Тема «презрения» вообще играла на улице Франклина важную роль, основополагающую роль в установлении социальных отношений. Мысль, что можно оказаться в положении человека, «презираемого» другими, была нестерпима, но зато к себе самим питали «презрение» нередко. Конечно, презрение презрению рознь, существовали градации презрения, различавшиеся между собой оттенками. Но, огрубляя, можно сказать, что племя презирало по различным причинам всех, кто в него не входил: тех, кто подразумевался под расплывчатым понятием «посторонних». Среди живых посторонних (ибо всех великих покойников в доме высоко чтили) только некоторые интеллигенты не подпадали, в порядке исключения, под это всеобщее презрение: преподаватели, врач, пастор. Все остальные вызывали усмешку. С людьми простыми, скромными, «неграмотными» не о чем было разговаривать.
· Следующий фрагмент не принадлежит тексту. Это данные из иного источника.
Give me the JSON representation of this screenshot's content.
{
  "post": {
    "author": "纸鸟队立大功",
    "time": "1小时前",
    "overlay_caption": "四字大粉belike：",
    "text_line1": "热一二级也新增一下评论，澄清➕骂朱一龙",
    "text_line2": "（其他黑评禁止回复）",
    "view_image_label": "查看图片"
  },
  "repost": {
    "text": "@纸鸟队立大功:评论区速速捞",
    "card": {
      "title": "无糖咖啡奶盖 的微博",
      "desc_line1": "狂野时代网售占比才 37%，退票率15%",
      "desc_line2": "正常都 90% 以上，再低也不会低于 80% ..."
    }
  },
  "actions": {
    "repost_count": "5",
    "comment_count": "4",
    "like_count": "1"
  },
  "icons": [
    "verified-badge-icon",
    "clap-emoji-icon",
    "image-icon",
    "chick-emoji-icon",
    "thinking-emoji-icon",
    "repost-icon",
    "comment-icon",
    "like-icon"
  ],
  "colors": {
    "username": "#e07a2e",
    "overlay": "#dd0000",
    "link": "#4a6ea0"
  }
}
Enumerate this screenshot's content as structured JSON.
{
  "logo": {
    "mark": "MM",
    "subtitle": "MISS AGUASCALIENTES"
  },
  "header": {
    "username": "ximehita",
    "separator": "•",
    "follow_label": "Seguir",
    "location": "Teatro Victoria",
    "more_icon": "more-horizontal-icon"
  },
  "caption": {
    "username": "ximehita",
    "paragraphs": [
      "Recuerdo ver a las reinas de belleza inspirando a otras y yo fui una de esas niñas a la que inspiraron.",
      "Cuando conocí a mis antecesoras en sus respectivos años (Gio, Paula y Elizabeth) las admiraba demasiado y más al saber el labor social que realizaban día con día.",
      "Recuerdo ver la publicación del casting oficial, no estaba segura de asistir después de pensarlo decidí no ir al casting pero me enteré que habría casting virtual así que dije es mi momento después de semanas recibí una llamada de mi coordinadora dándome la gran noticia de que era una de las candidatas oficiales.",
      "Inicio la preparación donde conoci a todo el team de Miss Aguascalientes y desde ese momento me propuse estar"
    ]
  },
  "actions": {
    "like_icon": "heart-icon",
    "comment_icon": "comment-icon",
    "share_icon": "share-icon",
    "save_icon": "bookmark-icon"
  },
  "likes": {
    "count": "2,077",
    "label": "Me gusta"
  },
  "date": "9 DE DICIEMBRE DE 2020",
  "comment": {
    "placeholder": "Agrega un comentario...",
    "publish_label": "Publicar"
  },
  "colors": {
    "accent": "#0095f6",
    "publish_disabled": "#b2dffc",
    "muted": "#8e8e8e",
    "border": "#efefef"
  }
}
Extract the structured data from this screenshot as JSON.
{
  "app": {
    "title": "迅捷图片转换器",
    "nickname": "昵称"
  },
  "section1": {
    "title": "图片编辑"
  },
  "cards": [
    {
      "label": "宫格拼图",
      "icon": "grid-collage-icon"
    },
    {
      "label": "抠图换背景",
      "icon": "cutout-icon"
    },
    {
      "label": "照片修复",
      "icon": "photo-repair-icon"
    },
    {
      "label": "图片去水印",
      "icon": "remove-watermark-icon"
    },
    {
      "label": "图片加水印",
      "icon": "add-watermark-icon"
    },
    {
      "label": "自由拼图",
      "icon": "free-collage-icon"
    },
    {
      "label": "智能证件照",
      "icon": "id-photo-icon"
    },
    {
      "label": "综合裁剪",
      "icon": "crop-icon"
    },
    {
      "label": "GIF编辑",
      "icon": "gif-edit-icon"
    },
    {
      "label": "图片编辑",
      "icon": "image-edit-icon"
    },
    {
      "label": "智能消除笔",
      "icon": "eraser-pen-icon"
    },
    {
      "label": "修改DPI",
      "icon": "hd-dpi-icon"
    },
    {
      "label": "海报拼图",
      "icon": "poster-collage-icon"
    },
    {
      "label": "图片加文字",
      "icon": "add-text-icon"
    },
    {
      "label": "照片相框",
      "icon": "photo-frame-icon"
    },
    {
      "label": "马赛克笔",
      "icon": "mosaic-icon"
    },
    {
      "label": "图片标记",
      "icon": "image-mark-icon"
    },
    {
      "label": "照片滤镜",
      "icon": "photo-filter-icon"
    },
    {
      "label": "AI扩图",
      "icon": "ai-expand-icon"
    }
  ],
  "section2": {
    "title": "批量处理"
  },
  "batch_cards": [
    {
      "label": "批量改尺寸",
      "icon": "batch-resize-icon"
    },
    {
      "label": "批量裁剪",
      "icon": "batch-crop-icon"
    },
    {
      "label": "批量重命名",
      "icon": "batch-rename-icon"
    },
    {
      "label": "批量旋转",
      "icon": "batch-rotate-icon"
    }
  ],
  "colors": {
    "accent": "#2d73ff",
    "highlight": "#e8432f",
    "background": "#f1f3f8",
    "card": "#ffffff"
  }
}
Не приходилось также относиться с почтением к «людям физического труда» или «торговцам». К классу «людей физического труда» причислялись также, например, инженеры. Особенно ненавистной породой представлялись «торговцы», если к ним можно было приклеить эпитет «разбогатевшие». Презирали евреев, католиков и атеистов. Презирали также всех людей, которые «обращают на себя внимание». Смеяться на улице, одеваться в красное, жестикулировать или громко разговаривать на людях считалось признаком непростительной вульгарности. Себе самому семейство не отказывало в праве покричать: когда все собирались за домашним столом, никто подчас никого не слышал, настолько каждый старался перекрыть общий гул голосов. Но это происходило без нескромных свидетелей, в укрытии, в неприкосновенном убежище, в недоступной крепости, которую представляли собой дом и сад на улице Франклина. На людях племя почти что «обращало на себя внимание» своими стараниями стушеваться: говорили только шепотом, на ухо друг другу, прикрывая рот рукой, а если не могли сдержать смех, то смеялись тихонько, про себя, сообщнически переглядываясь блестящими глазами. Двоих младших, как старшие братья и сестры, так и мать, резко одергивали, приобщая их к правилам приличий. Вне дома — никаких выходок, никакого шума. Те старались изо всех сил, но при самом ничтожном отклонении от норм благопристойности их испепеляли взгляды всего семейства.